Read the JSON File directly from Web Data
You can fetch JSON data from online sources using the requests library and then convert it to a DataFrame. In the below example it reads and prints JSON data from the specified API endpoint using the pandas library in Python.
- requests.get(url) fetches data from the URL.
- response.json() converts response to a Python dictionary/list.

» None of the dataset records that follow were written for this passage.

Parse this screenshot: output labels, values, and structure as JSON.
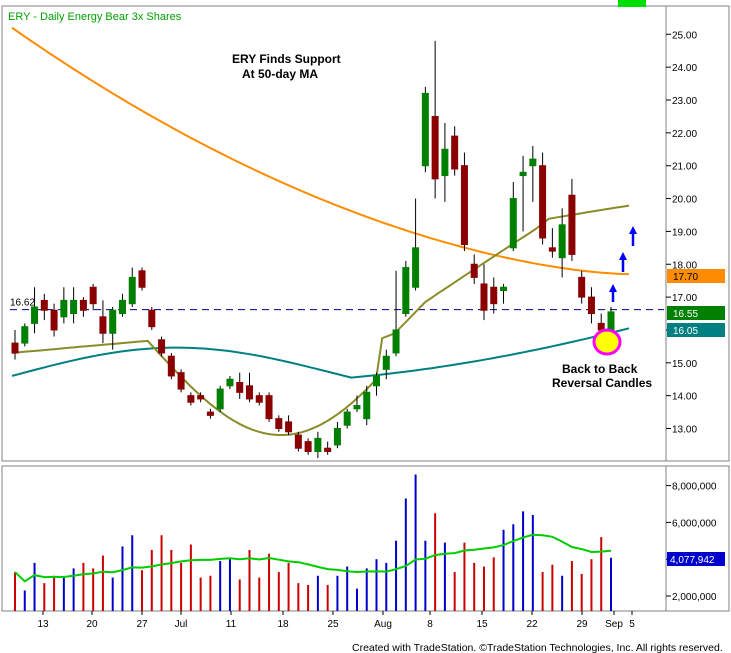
{
  "header": {
    "title": "ERY - Daily  Energy Bear 3x Shares"
  },
  "annotations": {
    "support_line1": "ERY Finds Support",
    "support_line2": "At 50-day MA",
    "reversal_line1": "Back to Back",
    "reversal_line2": "Reversal Candles"
  },
  "footer": {
    "text": "Created with TradeStation. ©TradeStation Technologies, Inc. All rights reserved."
  },
  "colors": {
    "up": "#008000",
    "down": "#8b0000",
    "ma200": "#ff8c00",
    "ma20": "#8b8b2a",
    "ma50": "#008080",
    "support_line": "#00008b",
    "volume_up": "#0000cc",
    "volume_down": "#cc0000",
    "volume_ma": "#00cc00",
    "arrow": "#0000ff",
    "highlight_fill": "#ffff00",
    "highlight_ring": "#ff00ff"
  },
  "chart_data": {
    "type": "candlestick",
    "title": "ERY - Daily  Energy Bear 3x Shares",
    "x_tick_labels": [
      "13",
      "20",
      "27",
      "Jul",
      "11",
      "18",
      "25",
      "Aug",
      "8",
      "15",
      "22",
      "29",
      "Sep",
      "5"
    ],
    "price_axis": {
      "ylim": [
        12.0,
        25.5
      ],
      "tick_labels": [
        "13.00",
        "14.00",
        "15.00",
        "16.00",
        "17.00",
        "18.00",
        "19.00",
        "20.00",
        "21.00",
        "22.00",
        "23.00",
        "24.00",
        "25.00"
      ]
    },
    "volume_axis": {
      "ylim": [
        900000,
        9000000
      ],
      "tick_labels": [
        "2,000,000",
        "4,000,000",
        "6,000,000",
        "8,000,000"
      ]
    },
    "support_level": {
      "value": 16.62,
      "label": "16.62"
    },
    "price_badges": [
      {
        "label": "17.70",
        "color": "#ff8c00",
        "text_color": "#000000",
        "series": "200-day MA"
      },
      {
        "label": "16.55",
        "color": "#008000",
        "text_color": "#ffffff",
        "series": "Last close"
      },
      {
        "label": "16.05",
        "color": "#008080",
        "text_color": "#ffffff",
        "series": "50-day MA"
      }
    ],
    "volume_badge": {
      "label": "4,077,942",
      "color": "#0000cc",
      "text_color": "#ffffff"
    },
    "candles": [
      {
        "o": 15.6,
        "h": 16.0,
        "l": 15.1,
        "c": 15.3
      },
      {
        "o": 15.6,
        "h": 16.2,
        "l": 15.5,
        "c": 16.1
      },
      {
        "o": 16.2,
        "h": 17.3,
        "l": 15.9,
        "c": 16.7
      },
      {
        "o": 16.9,
        "h": 17.1,
        "l": 16.3,
        "c": 16.6
      },
      {
        "o": 16.6,
        "h": 16.8,
        "l": 15.8,
        "c": 16.0
      },
      {
        "o": 16.4,
        "h": 17.3,
        "l": 16.2,
        "c": 16.9
      },
      {
        "o": 16.5,
        "h": 17.3,
        "l": 16.2,
        "c": 16.9
      },
      {
        "o": 16.9,
        "h": 17.0,
        "l": 16.4,
        "c": 16.6
      },
      {
        "o": 17.3,
        "h": 17.4,
        "l": 16.6,
        "c": 16.8
      },
      {
        "o": 16.4,
        "h": 16.9,
        "l": 15.6,
        "c": 15.9
      },
      {
        "o": 15.9,
        "h": 16.7,
        "l": 15.4,
        "c": 16.6
      },
      {
        "o": 16.5,
        "h": 17.1,
        "l": 16.4,
        "c": 16.9
      },
      {
        "o": 16.8,
        "h": 17.9,
        "l": 16.7,
        "c": 17.6
      },
      {
        "o": 17.8,
        "h": 17.9,
        "l": 17.2,
        "c": 17.3
      },
      {
        "o": 16.6,
        "h": 16.7,
        "l": 16.0,
        "c": 16.1
      },
      {
        "o": 15.7,
        "h": 15.8,
        "l": 15.2,
        "c": 15.3
      },
      {
        "o": 15.2,
        "h": 15.3,
        "l": 14.5,
        "c": 14.6
      },
      {
        "o": 14.7,
        "h": 14.8,
        "l": 14.1,
        "c": 14.2
      },
      {
        "o": 14.0,
        "h": 14.1,
        "l": 13.7,
        "c": 13.8
      },
      {
        "o": 14.0,
        "h": 14.1,
        "l": 13.8,
        "c": 13.9
      },
      {
        "o": 13.5,
        "h": 13.6,
        "l": 13.3,
        "c": 13.4
      },
      {
        "o": 13.6,
        "h": 14.3,
        "l": 13.5,
        "c": 14.2
      },
      {
        "o": 14.3,
        "h": 14.6,
        "l": 14.2,
        "c": 14.5
      },
      {
        "o": 14.4,
        "h": 14.7,
        "l": 13.9,
        "c": 14.1
      },
      {
        "o": 14.3,
        "h": 14.7,
        "l": 13.8,
        "c": 13.9
      },
      {
        "o": 14.0,
        "h": 14.1,
        "l": 13.7,
        "c": 13.8
      },
      {
        "o": 14.0,
        "h": 14.1,
        "l": 13.2,
        "c": 13.3
      },
      {
        "o": 13.3,
        "h": 13.4,
        "l": 12.9,
        "c": 13.0
      },
      {
        "o": 13.2,
        "h": 13.4,
        "l": 12.8,
        "c": 12.9
      },
      {
        "o": 12.8,
        "h": 12.9,
        "l": 12.3,
        "c": 12.4
      },
      {
        "o": 12.6,
        "h": 12.7,
        "l": 12.2,
        "c": 12.3
      },
      {
        "o": 12.3,
        "h": 12.9,
        "l": 12.1,
        "c": 12.7
      },
      {
        "o": 12.4,
        "h": 12.6,
        "l": 12.2,
        "c": 12.3
      },
      {
        "o": 12.5,
        "h": 13.2,
        "l": 12.4,
        "c": 13.0
      },
      {
        "o": 13.1,
        "h": 13.6,
        "l": 13.0,
        "c": 13.5
      },
      {
        "o": 13.6,
        "h": 14.0,
        "l": 13.5,
        "c": 13.7
      },
      {
        "o": 13.3,
        "h": 14.3,
        "l": 13.1,
        "c": 14.1
      },
      {
        "o": 14.3,
        "h": 14.7,
        "l": 14.0,
        "c": 14.6
      },
      {
        "o": 14.8,
        "h": 15.4,
        "l": 14.5,
        "c": 15.2
      },
      {
        "o": 15.3,
        "h": 17.8,
        "l": 15.2,
        "c": 16.0
      },
      {
        "o": 16.5,
        "h": 18.1,
        "l": 16.4,
        "c": 17.9
      },
      {
        "o": 17.3,
        "h": 20.0,
        "l": 17.2,
        "c": 18.5
      },
      {
        "o": 21.0,
        "h": 23.4,
        "l": 20.8,
        "c": 23.2
      },
      {
        "o": 22.5,
        "h": 24.8,
        "l": 20.0,
        "c": 20.6
      },
      {
        "o": 20.7,
        "h": 22.3,
        "l": 19.9,
        "c": 21.5
      },
      {
        "o": 21.9,
        "h": 22.2,
        "l": 20.7,
        "c": 20.9
      },
      {
        "o": 21.0,
        "h": 21.4,
        "l": 18.4,
        "c": 18.6
      },
      {
        "o": 18.0,
        "h": 18.3,
        "l": 17.4,
        "c": 17.6
      },
      {
        "o": 17.4,
        "h": 18.0,
        "l": 16.3,
        "c": 16.6
      },
      {
        "o": 17.3,
        "h": 17.6,
        "l": 16.5,
        "c": 16.8
      },
      {
        "o": 17.2,
        "h": 17.4,
        "l": 16.8,
        "c": 17.3
      },
      {
        "o": 18.5,
        "h": 20.5,
        "l": 18.4,
        "c": 20.0
      },
      {
        "o": 20.7,
        "h": 21.3,
        "l": 19.0,
        "c": 20.8
      },
      {
        "o": 21.0,
        "h": 21.6,
        "l": 19.9,
        "c": 21.2
      },
      {
        "o": 21.0,
        "h": 21.4,
        "l": 18.6,
        "c": 18.8
      },
      {
        "o": 18.5,
        "h": 19.1,
        "l": 18.2,
        "c": 18.4
      },
      {
        "o": 18.2,
        "h": 19.7,
        "l": 17.6,
        "c": 19.2
      },
      {
        "o": 20.1,
        "h": 20.6,
        "l": 18.1,
        "c": 18.3
      },
      {
        "o": 17.6,
        "h": 17.8,
        "l": 16.8,
        "c": 17.0
      },
      {
        "o": 17.0,
        "h": 17.3,
        "l": 16.2,
        "c": 16.5
      },
      {
        "o": 16.2,
        "h": 16.5,
        "l": 15.9,
        "c": 16.0
      },
      {
        "o": 16.0,
        "h": 16.7,
        "l": 15.9,
        "c": 16.55
      }
    ],
    "volume": [
      3300000,
      2300000,
      3800000,
      2700000,
      3100000,
      3000000,
      3500000,
      3800000,
      3500000,
      4200000,
      3000000,
      4700000,
      5300000,
      3400000,
      4500000,
      5300000,
      4500000,
      3800000,
      4800000,
      3000000,
      3100000,
      3900000,
      4000000,
      2900000,
      4500000,
      3000000,
      4300000,
      3300000,
      3800000,
      2700000,
      2600000,
      3100000,
      2600000,
      3100000,
      3600000,
      2400000,
      3500000,
      4000000,
      3800000,
      5000000,
      7300000,
      8600000,
      5000000,
      6500000,
      4900000,
      3300000,
      4900000,
      3800000,
      3600000,
      4100000,
      5600000,
      5900000,
      6600000,
      6400000,
      3300000,
      3700000,
      3100000,
      3900000,
      3200000,
      4000000,
      5200000,
      4077942
    ],
    "series": [
      {
        "name": "200-day MA",
        "values": [
          25.2,
          17.7
        ]
      },
      {
        "name": "50-day MA",
        "values": [
          14.6,
          16.05
        ]
      },
      {
        "name": "20-day MA",
        "values": [
          15.3,
          17.55
        ]
      }
    ]
  }
}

- json_normalize() converts nested JSON into a flat table.
import pandas as pd
import requests
url = 'https://jsonplaceholder.typicode.com/posts'
response = requests.get(url)
data = pd.json_normalize(response.json())
data.head()
Output:

Handling Nested JSON in Pandas
Sometimes JSON data has layers like lists or dictionaries inside other dictionaries then it is called as Nested JSON. To turn deeply nested JSON into a table use json_normalize() from pandas making it easier to analyze or manipulate in a table format.
- json.load(f): Loads the raw JSON into a Python dictionary.
- json_normalize(d['programs']): Extracts the list under the programs key and flattens it into columns.
import json
import pandas as pd
from pandas import json_normalize
with open('/content/raw_nyc_phil.json') as f:
d = json.load(f)
nycphil = json_normalize(d['programs'])
nycphil.head(3)
Output:

As you can see in above output it gives a readable table with columns like id , orchestra , season etc. Working with JSON can seem confusing at first especially when it's deeply nested. But with pandas and a little practice using json_normalize() you can turn messy JSON into clean and tabular data.